Unofficially, though…well.  They’ve escaped an awful lot of brigs and shiplocks—all though underhanded trickery and violence, their ex-guards are always quick to point out. See, they have the footage to prove it, look, the Enterprise crew is crafty and tricky and crazy and dangerous.  And there were problems with the lock, with the cuffs, with the shiplock, can’t the Federation keep their own people in good quality tech?  Naturally no one would help the Enterprise, they’re wanted criminals, they’re dangerous, they’re pirates.

That brig door has been broken for years.

They’re pirates with a weird habit of helping stranded ships and going on strict rations so they can share their food and figuring out ways to save whole cultures from plagues and negotiating treaties, though.  The worlds that are part of the Federation territory learn to fear their own ships, but the Enterprise…she’s their savior. The names of the crew are whispered among the people on the ground, Kirk and Uhura and Spock and McCoy and Chekov and Sulu and on and on and on. She’s always oddly well-stocked for a pirate ship, never really risks starvation.  Her dilithium chambers are always full—must be stealing from old wreckage and defeated enemies, of course.

The Federation’s upper echelons hunt the Enterprise down.

The Federation’s people love her.  They call her the Silver Lady, or the Lady of Starlight, or Lady Luck.  

And everywhere she lands, her crew says “We will fix this.  We will stop this.  This is not what Starfleet should be, we are what Starfleet should be, and we will make this better.”

Anonymous asked: Here's the anon from Pirate fic!! Oh my gosh thank you for writing your headcanons, and oh dear we live on opposite ends on the earth so it wasn't 1am for me!! You're a lovely person and your fics (here and AO3) are really great, have a good day and all the love!! <3

Oh, trust me, babe, don’t feel bad about the 1 AM thing, I have zero impulse control and a desperate craving for pirate AU’s of everything, ‘tis no one’s fault but my own.  Besides, it was a ton of fun.  And I’m so glad you liked it (and my other fics, oh my gosh, you’re so sweet, I’m dying)!  You have a lovely day too, honey!

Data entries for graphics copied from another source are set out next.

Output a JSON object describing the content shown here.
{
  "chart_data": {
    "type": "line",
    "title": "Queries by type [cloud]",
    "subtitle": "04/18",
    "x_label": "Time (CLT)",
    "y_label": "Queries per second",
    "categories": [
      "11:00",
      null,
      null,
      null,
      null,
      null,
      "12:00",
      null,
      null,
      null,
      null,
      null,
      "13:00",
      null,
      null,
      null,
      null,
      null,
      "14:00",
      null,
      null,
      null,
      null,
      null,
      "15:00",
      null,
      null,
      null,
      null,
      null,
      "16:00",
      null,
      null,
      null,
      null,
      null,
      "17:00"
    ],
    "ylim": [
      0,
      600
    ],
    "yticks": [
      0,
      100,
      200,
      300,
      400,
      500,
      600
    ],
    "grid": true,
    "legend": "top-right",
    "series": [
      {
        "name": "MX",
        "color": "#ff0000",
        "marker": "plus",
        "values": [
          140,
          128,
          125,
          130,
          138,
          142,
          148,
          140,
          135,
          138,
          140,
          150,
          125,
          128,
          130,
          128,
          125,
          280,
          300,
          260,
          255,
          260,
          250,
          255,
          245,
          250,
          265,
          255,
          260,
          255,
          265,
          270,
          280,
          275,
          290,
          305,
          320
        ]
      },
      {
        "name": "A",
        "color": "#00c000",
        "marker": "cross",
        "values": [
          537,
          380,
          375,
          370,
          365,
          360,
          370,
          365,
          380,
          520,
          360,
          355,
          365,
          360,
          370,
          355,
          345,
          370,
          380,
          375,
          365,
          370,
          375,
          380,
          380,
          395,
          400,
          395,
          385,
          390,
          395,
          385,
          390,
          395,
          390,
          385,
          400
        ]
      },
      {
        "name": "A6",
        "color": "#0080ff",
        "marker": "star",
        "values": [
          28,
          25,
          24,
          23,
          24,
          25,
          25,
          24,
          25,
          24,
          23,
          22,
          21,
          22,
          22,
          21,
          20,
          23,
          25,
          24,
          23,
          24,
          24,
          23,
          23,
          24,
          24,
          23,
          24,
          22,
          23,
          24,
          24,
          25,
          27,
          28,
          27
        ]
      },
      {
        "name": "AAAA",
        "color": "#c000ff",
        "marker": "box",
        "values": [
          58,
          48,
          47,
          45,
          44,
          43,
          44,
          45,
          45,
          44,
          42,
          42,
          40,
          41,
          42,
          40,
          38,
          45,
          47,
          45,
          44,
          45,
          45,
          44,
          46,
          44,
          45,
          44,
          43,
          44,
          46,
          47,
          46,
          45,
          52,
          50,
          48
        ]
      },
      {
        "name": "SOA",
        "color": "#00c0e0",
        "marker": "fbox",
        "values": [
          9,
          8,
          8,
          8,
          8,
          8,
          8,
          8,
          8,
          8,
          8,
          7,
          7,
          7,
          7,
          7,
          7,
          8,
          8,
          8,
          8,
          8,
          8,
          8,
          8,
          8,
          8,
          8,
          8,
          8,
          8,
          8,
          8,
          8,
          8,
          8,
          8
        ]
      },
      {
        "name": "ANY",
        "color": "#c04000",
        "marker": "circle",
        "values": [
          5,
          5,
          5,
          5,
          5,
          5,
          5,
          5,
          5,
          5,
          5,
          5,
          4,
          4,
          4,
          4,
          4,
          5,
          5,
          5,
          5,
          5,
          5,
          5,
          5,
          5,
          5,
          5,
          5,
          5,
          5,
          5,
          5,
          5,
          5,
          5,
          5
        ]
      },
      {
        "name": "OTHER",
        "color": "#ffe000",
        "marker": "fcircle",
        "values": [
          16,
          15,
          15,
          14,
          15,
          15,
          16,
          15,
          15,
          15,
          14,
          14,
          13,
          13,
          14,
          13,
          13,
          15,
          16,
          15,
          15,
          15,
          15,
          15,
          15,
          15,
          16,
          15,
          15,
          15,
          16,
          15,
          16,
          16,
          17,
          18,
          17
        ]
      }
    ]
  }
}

Anonymous asked: Your PoC post just reignited my desire for Les Mis pirate fic; also Elizabeth Swann is my favorite character in the entire series

Okay, first of all, liking Elizabeth Baddest-Ass-Sailing-The-Seven-Seas Swann best is an indication of exceptional taste, I approve, you go.  Second of all, it’s way too one-in-the-morning for me to write actual fic, but I’m gonna cast the fuck out of a pirate AU, because motherfucking pirates.

  • Enjolras: the captain, of course, of the buccaneer ship Abaisse.  It’s small, easily crewed by half a dozen in a real pinch, and as long as no one takes any injuries their little crew does pretty well.  Abaisse–or ABC, as they affectionately call her–is a whip-quick little boat, too, their attack method to strike like lightning and raid even the biggest merchant ship in minutes.  Enjolras was the son of a wealthy merchant–he bought Abaisse with the last of his own money, after he left in a rage upon discovering that his father’s lucrative new business venture was based on human cargo.  Abaisse’s first strike was on one of his father’s merchant ships, crossing the ocean to bring slaves to the New World–her crew took the ship like a hurricane and earned themselves the nickname Les Amis, after they turned the ship over to the captured men and women.